Nur auf einfachen Klötzchen und an die Wand gelehnt und in einer großen Ähnlichkeit zu dieser. Die Farbe der Wand blättert ab, sie hat deutliche Alterungsspuren. Die Bilder zeigen dunkle, anthrazite Flächen, teils ist ein grober Pinselstrich zu erkennen. Diese Bilder – nicht für die Ausstellung hergestellt, sondern von Andreas Golinski für die Ausstellung aus seinem Depot herausgesucht – gehen eine camouflageartige Verbindung mit den Wänden ein. Öffnen sie aber auch: Fragen nach Oberflächen, Tiefen, nach Raum stellen sich und sind wiederum nur im eigenen Gedankenkosmos zu beantworten.

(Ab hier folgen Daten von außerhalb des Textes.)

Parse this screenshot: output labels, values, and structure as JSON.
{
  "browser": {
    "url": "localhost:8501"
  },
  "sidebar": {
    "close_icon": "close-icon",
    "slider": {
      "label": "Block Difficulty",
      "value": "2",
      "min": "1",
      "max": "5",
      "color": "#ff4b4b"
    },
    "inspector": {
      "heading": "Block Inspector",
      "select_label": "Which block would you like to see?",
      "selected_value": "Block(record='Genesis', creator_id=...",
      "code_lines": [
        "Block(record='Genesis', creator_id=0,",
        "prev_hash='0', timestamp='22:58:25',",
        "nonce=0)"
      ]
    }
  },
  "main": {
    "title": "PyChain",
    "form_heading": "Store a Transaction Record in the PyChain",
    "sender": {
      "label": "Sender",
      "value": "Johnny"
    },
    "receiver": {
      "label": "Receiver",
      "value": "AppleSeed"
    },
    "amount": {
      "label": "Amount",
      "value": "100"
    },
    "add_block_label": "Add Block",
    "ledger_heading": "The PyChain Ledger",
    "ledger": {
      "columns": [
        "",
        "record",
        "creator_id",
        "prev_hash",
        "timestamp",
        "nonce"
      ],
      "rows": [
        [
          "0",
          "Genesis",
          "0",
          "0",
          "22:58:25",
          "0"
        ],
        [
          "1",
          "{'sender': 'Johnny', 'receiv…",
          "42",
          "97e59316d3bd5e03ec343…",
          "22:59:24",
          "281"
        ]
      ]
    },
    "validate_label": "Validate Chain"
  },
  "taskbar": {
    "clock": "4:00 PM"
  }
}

So entlassen, kann der Besucher wieder den Weg durch die Umgebung des Ausstellungsraumes nach Hause suchen und dabei ein Teil des Lichteinfalls, der Bodenzeichung Schirin Kretschmanns werden, die am Ende des Ausstellungszeitraumes in einer Performance durch die Besucher aufgewischt wird.
Kurzbiografien
Hans-Dirk Hotzel
1956, Bochum; † 2015, Berlin
Konzeptionell, aber nicht ohne Humor. Diese Einleitung benötigt es eigentlich nur, da dies ein Text ist. Erst unbemerkt, dann umso heftiger öffnet sich die Arbeit eines Künstlers, der Räume, Situationen und auch den Kunstbetrieb in seiner Gänze hinterfragte. Eine angekündigte Ausstellung, die nicht stattfindet, ein Galerieraum dessen Decke um einige Zentimeter abgehängt für Irritation sorgt, Videos, die die Wunder des Alltäglichen sichtbar
machen, Hans-Dirk Hotzels Vielschichtigkeit konnte nur partiell sichtbar sein.
Andreas Golinski
*1979, Essen
Der Essener Künstler war vergangenes Jahr mit einer bemerkswerten Ausstellung zu Kunst & Kohle im Bochumer Kunstmuseum zusehen. Architektur in ihrer Intension und Wahrnehmung liegt seinen Arbeiten zugrunde, die auch in dieser Ausstellung Räume öffnen.
Schirin Kretschmann
*1980, Karlsruhe
Mit einer raumgreifenden Bodenarbeit wird die Malerin einmal mehr die Grenzen des Tafelbilds in den Raum erweitern. Bild und Betrachter loten Grenzen aus und die Besucher werden zu eigenen Auseinandersetzungen in Raum und Zeit aufgefordert.
Franka Hörnschemeyer
*1958, Osnabrück
Die Bildhauerin mit einer Proffesur an der Düsseldorfer Kunstakademie ist mit einer Arbeit zu sehen, die als Grundlage für verschiedene ihrer raumgreifenden Installationen angesehen werden kann, in denen sie sich mit Wahrnehmung, Verhaltensweisen und Denkmustern auseinandersetzt.